Kenny also questioned the logic of Kevin Bakhurst’s position that no RTÉ presenter’s pay should exceed his own salary of €250,000. As D’Arcy also pointed out, this figure does not take account of pension contributions and allowances which, according to accounts for 2024, brought the director general’s annual package to €339,954. Several senior managers also receive over €300,000. The salary cap, in other words, is not quite what is being presented by RTÉ.

There’s a related question about whether RTÉ intends to move other prominent presenters on to staff contracts when current arrangements expire. Changes in employment law, and a recent significant judgment on the status of food delivery workers, have renewed scrutiny of contracts in the media industry in general. RTÉ’s particularly sorry history of bogus self-employment is another embarrassing management failure that has already cost the broadcaster millions, with more to come.

Ray D’Arcy will need to do more than ponder aimlessly to draw listeners to his daily podcastOpens in new window ]

On the face of it, radio presenters, who show up daily to work with staff teams using company facilities, look very much like full-time employees under Irish law. Whether those presenters want or need the same employment protections as lower-paid gig economy workers is debatable, though. And Kenny points out correctly that broadcasters require the flexibility to respond to changing audience tastes.

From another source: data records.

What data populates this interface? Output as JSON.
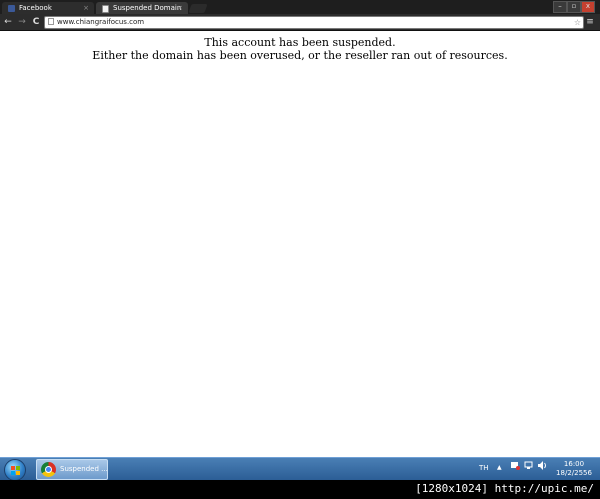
{
  "browser": {
    "tabs": [
      {
        "label": "Facebook",
        "icon": "facebook-icon"
      },
      {
        "label": "Suspended Domain",
        "icon": "page-icon"
      }
    ],
    "tab_close": "×",
    "window_controls": {
      "minimize": "–",
      "maximize": "▫",
      "close": "x"
    },
    "nav": {
      "back": "←",
      "forward": "→",
      "reload": "C"
    },
    "url": "www.chiangraifocus.com",
    "star": "☆",
    "menu": "≡"
  },
  "page": {
    "line1": "This account has been suspended.",
    "line2": "Either the domain has been overused, or the reseller ran out of resources."
  },
  "taskbar": {
    "task_label": "Suspended ...",
    "language": "TH",
    "tray_up": "▲",
    "time": "16:00",
    "date": "18/2/2556"
  },
  "watermark": "[1280x1024] http://upic.me/",
  "colors": {
    "facebook": "#3b5998",
    "taskbar": "#2a5c94",
    "close_button": "#c4402f"
  }
}
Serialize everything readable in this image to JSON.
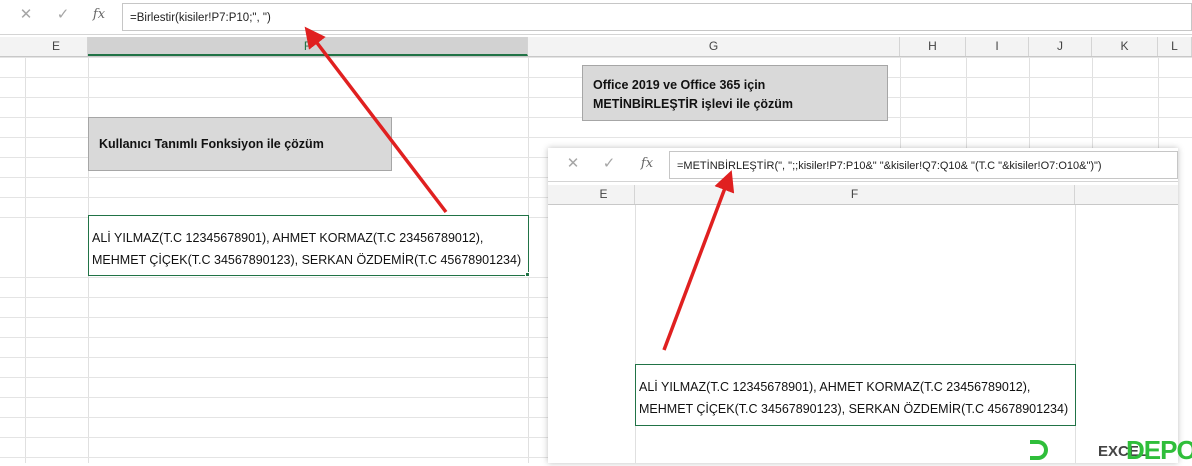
{
  "main_window": {
    "cancel_icon": "✕",
    "enter_icon": "✓",
    "fx_label": "fx",
    "formula": "=Birlestir(kisiler!P7:P10;\", \")",
    "columns": [
      "E",
      "F",
      "G",
      "H",
      "I",
      "J",
      "K",
      "L"
    ],
    "label_box": "Kullanıcı Tanımlı Fonksiyon ile çözüm",
    "result_line1": "ALİ YILMAZ(T.C 12345678901), AHMET KORMAZ(T.C 23456789012),",
    "result_line2": "MEHMET ÇİÇEK(T.C 34567890123), SERKAN ÖZDEMİR(T.C 45678901234)"
  },
  "office_box": {
    "line1": "Office 2019 ve Office 365 için",
    "line2": "METİNBİRLEŞTİR  işlevi ile çözüm"
  },
  "inset_window": {
    "cancel_icon": "✕",
    "enter_icon": "✓",
    "fx_label": "fx",
    "formula": "=METİNBİRLEŞTİR(\", \";;kisiler!P7:P10&\" \"&kisiler!Q7:Q10& \"(T.C \"&kisiler!O7:O10&\")\")",
    "columns": [
      "E",
      "F"
    ],
    "result_line1": "ALİ YILMAZ(T.C 12345678901), AHMET KORMAZ(T.C 23456789012),",
    "result_line2": "MEHMET ÇİÇEK(T.C 34567890123), SERKAN ÖZDEMİR(T.C 45678901234)"
  },
  "watermark": {
    "text": "DEPO",
    "sub": "EXCEL"
  },
  "colors": {
    "excel_green": "#217346",
    "arrow_red": "#e02020",
    "logo_green": "#2fbe3a"
  }
}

There is something about fronting live broadcasts to a mass audience that is closer to the performing arts than to a civil-service position, and most jobs in the performing arts are contract-based for precisely that reason.

RTÉ fell into the peculiar trap, over many years, of treating some of those roles as permanent when it had no obligation to do so, creating the worst of both worlds: overpaid broadcasters who couldn’t be replaced. It may be on the verge of finding a new way to make the same old mistake.